Third-grade students in New York are about to get a graphic introduction to war as part of a new statewide English curriculum adopted by city and state lawmakers.
Worse yet, the picture books selected by the state to be read by eight year-old children are arguably quite anti-war, if not downright anti-US military.
The New York Post reported the books were “created by Expeditionary Learning, a non-profit arm of the group Outward Bound,” and chosen by the state because they align with “new national standards known as The Common Core.” Common Core curriculum requires more “nonfiction” books in the classroom, the Post explained.
The Post described one of the books New York third-graders will soon read:
They include “The Librarian of Basra,” which contains drawings of fighter planes dropping bombs on a palm-tree-lined Middle Eastern town.
In another illustration, the protagonist looks worried, peering out a window at soldiers manning machine guns on a rooftop.
The terrified townsfolk wonder, “Who among us will die?” and “Will our families survive?”
The obvious question is are elementary aged students ready to handle the realities of war or is this an overt attempt to indoctrinate children against America and our military?

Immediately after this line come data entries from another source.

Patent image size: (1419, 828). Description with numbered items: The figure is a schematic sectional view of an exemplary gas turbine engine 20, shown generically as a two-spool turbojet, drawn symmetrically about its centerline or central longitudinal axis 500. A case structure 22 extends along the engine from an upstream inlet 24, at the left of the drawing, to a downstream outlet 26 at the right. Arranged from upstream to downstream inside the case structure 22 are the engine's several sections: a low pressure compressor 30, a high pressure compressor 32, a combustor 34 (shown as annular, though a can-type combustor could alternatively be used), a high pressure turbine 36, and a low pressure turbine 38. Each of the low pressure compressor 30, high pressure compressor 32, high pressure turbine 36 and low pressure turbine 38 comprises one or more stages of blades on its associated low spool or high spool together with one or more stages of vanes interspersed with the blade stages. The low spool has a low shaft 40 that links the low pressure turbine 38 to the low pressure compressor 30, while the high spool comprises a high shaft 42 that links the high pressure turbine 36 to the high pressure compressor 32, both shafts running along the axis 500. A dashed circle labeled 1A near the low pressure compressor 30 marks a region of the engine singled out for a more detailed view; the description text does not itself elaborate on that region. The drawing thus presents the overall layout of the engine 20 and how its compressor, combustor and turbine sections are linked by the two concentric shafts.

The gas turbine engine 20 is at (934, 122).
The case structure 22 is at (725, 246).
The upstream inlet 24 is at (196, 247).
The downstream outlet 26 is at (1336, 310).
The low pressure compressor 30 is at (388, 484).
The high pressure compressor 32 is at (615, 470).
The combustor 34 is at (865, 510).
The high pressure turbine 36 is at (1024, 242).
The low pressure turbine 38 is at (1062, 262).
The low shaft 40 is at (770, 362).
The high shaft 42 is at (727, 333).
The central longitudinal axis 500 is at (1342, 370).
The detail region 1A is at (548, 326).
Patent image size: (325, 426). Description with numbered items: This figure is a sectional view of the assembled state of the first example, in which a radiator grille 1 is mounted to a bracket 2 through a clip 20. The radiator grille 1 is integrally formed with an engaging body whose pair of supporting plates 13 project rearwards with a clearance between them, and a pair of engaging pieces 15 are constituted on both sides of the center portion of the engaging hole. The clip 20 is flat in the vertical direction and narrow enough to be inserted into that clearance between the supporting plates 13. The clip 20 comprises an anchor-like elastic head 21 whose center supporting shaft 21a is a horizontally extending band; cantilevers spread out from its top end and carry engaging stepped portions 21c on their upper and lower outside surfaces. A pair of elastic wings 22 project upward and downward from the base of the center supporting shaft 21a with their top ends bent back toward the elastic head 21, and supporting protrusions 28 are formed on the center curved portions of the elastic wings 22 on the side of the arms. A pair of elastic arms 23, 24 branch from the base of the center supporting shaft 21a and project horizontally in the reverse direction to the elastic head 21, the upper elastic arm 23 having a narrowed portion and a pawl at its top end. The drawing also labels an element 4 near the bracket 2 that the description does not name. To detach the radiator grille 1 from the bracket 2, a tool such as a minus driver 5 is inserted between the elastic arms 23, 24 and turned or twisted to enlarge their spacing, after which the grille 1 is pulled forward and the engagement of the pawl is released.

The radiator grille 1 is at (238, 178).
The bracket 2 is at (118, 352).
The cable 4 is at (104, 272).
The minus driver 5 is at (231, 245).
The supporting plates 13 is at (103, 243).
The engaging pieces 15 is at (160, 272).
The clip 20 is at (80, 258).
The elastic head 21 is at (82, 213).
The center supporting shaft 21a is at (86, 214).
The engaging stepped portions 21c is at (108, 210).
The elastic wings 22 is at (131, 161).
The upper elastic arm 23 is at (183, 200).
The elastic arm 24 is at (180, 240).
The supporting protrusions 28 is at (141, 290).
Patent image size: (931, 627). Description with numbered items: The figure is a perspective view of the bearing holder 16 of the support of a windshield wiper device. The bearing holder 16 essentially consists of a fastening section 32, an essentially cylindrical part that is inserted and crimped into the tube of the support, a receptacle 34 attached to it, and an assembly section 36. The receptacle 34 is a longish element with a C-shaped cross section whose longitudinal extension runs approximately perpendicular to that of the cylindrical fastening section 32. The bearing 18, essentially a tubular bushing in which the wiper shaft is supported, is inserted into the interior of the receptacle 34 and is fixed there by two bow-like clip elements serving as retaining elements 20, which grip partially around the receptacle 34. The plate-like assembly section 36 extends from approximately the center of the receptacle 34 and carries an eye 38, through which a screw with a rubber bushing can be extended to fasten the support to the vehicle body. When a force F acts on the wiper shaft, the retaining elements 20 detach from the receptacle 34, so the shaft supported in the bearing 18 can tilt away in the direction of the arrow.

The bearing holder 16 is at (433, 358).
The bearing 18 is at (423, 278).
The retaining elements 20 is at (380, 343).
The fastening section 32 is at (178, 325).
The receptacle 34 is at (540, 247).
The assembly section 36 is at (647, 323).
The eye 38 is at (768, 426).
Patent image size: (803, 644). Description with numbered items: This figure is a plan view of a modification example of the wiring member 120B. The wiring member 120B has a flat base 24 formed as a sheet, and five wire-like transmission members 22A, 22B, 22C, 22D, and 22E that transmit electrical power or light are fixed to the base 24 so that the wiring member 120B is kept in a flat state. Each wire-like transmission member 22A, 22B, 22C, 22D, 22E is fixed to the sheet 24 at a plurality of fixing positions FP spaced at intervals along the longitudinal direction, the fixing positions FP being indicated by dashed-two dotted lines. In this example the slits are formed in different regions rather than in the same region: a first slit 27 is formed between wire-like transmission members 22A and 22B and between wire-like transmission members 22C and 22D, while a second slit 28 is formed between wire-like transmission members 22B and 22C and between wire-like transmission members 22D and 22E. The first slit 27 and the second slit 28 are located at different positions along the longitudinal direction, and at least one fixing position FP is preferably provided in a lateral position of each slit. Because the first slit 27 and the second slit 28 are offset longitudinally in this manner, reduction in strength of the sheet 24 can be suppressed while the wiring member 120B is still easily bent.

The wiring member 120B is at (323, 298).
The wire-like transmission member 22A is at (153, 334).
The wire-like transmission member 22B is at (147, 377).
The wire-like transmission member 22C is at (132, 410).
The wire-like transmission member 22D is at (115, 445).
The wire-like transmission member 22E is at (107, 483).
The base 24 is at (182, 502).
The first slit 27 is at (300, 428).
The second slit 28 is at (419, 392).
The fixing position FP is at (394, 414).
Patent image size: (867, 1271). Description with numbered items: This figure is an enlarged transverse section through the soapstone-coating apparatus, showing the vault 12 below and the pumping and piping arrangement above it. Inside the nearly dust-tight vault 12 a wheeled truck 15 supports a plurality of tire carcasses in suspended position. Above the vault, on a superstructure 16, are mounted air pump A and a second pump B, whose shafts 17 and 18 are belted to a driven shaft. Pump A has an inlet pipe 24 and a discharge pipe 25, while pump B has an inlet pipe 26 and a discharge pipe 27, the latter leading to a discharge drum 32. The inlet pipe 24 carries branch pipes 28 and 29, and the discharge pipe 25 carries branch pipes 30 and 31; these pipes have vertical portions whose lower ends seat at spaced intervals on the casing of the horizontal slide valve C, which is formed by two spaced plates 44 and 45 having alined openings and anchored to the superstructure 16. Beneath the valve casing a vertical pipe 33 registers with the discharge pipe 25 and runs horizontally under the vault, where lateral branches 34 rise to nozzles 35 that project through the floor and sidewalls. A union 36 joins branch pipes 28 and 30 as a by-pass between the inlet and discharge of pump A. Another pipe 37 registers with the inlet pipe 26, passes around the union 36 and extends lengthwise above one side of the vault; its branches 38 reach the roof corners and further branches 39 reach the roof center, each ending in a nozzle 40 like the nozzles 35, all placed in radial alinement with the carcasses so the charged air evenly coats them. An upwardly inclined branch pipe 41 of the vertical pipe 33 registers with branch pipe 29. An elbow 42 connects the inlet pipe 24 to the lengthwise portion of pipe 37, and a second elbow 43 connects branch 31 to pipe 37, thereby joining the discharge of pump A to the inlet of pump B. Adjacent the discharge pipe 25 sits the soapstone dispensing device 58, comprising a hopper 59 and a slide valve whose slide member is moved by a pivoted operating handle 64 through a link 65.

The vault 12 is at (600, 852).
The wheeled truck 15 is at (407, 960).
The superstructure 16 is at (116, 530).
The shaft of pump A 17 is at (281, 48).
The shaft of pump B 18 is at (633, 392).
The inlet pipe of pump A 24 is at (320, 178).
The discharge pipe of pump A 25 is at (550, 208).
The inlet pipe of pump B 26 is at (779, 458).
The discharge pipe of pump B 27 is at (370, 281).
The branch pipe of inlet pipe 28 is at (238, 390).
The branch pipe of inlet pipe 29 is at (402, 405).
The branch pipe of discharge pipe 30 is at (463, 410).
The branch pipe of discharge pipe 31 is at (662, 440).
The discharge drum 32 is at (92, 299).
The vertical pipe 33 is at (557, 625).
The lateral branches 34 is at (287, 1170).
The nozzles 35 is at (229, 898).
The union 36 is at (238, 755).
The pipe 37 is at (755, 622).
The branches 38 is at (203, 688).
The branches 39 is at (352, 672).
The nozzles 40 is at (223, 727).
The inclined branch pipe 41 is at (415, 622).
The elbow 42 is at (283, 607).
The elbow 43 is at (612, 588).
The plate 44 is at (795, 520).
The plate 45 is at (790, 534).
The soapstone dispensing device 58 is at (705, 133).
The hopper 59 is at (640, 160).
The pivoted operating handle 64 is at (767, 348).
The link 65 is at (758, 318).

The article reported at least one city principal is speaking out against the new war themed content for elementary schools:
“There’s no way in hell that I find it appropriate for third grade, let alone elementary school, on so many levels,” said a Queens elementary-school principal who was shown one of the books by colleagues outside the city.
“We don’t have to bring the message of war with it. We don’t have to bring in guns and bombs,” said the principal. “My assumption is that some person would have read the material and gone over it and approved it, but I don’t know in what world they could have been living.”